We might create a list of buckets like trie data structure (The number and type of buckets depends on the 'content of User IDs'). We read one file and fill those buckets. We keep BST maintained under each bucket as said by shondik in above comment,
Now we keep reading the second file and check for an ID in particular bucket.
In this way we can reduce the searching as compared to pure BST!!!
we shoulld have list of objects as structure...like
Class A
{
int userId;
int webSiteId
Datetime datetime;
}
1. Use List<A>
2. Read two files data and fill this structure.
3. Read this list of objects data in insert into HashTable with UserID as key.
Key: UserID, value: number of times of he visited
-increment value by one if user is visited
4. Read Hashtable by list of users and then check if value is more than equal to "2" and check for those are visited on yesterday n today date in list....

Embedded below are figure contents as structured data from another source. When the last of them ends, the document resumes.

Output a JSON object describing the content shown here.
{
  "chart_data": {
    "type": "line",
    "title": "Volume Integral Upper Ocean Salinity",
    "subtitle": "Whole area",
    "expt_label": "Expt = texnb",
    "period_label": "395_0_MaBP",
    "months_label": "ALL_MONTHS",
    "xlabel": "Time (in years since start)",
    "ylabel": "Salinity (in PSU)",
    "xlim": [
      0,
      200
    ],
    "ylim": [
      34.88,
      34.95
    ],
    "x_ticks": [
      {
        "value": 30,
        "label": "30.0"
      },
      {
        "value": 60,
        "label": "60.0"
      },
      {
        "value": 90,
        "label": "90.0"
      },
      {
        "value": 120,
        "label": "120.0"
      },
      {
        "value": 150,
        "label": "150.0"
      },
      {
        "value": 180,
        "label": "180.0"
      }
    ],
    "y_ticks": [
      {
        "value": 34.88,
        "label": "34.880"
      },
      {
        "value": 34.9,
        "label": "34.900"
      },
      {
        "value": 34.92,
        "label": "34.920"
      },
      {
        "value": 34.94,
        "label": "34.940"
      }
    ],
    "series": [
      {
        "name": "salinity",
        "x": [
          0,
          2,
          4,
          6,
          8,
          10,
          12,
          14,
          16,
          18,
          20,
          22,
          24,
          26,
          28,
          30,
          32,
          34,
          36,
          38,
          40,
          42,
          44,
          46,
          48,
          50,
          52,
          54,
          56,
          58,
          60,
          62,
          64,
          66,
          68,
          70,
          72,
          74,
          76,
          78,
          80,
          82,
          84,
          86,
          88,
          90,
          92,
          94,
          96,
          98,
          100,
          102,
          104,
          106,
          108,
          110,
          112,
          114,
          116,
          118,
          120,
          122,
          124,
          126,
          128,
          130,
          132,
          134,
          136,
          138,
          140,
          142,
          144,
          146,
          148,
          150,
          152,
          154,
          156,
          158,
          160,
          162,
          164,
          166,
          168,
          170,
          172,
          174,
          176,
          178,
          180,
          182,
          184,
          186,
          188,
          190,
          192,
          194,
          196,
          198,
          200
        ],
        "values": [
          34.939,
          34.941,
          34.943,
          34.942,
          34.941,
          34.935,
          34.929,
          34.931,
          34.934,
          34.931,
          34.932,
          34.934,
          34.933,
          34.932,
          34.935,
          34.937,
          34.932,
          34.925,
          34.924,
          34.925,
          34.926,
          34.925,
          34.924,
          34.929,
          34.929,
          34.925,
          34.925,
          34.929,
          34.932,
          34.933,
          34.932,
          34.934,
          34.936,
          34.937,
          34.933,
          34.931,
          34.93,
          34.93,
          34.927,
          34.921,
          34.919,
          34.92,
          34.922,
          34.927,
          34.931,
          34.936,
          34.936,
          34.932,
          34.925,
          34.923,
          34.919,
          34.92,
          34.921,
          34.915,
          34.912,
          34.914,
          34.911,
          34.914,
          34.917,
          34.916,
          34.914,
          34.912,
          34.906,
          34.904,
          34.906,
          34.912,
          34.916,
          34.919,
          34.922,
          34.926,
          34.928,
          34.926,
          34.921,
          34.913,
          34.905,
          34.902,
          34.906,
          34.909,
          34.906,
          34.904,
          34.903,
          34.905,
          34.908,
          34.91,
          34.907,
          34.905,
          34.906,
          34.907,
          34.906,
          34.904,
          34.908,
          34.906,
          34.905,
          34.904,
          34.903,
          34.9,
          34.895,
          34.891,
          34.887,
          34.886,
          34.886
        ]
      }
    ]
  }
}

Print those users who r fall into step4.
reading the day one log files. creating a trie tree with the log files for first day(as it will work better than hashmaps in case of string keys.) and for each user on second day if the search returns true he logged in on both days.
1.Let's say there are M, N users logged on the first and second day respectively.
2. Sort the M entries i.e. O(MlogM)
3. Traverse through the second file and for each name that you read do a binary search in the sorted list so for each element that you read the search is going to be LogM and there are N entries so it is NlogM
4. Final complexity is O(MlogM) + O(NlogM)
Maintain a BST of customers. The node will contain customer id & a hash of size 2[2 days are there]. when a new customer logs in, search its existence in BST. If its there update the corresponding hash. If no,insert a new node in BST & update the corresponding hash entry.
- Aashish July 01, 2012Finally traverse the BST & output all customers with both days visited.
Note that i think this approach is dynamic because there is no limit on the number of customers. So, it would be better than hash where initially size is fixed[may be resized later but takes time to copy the enteries].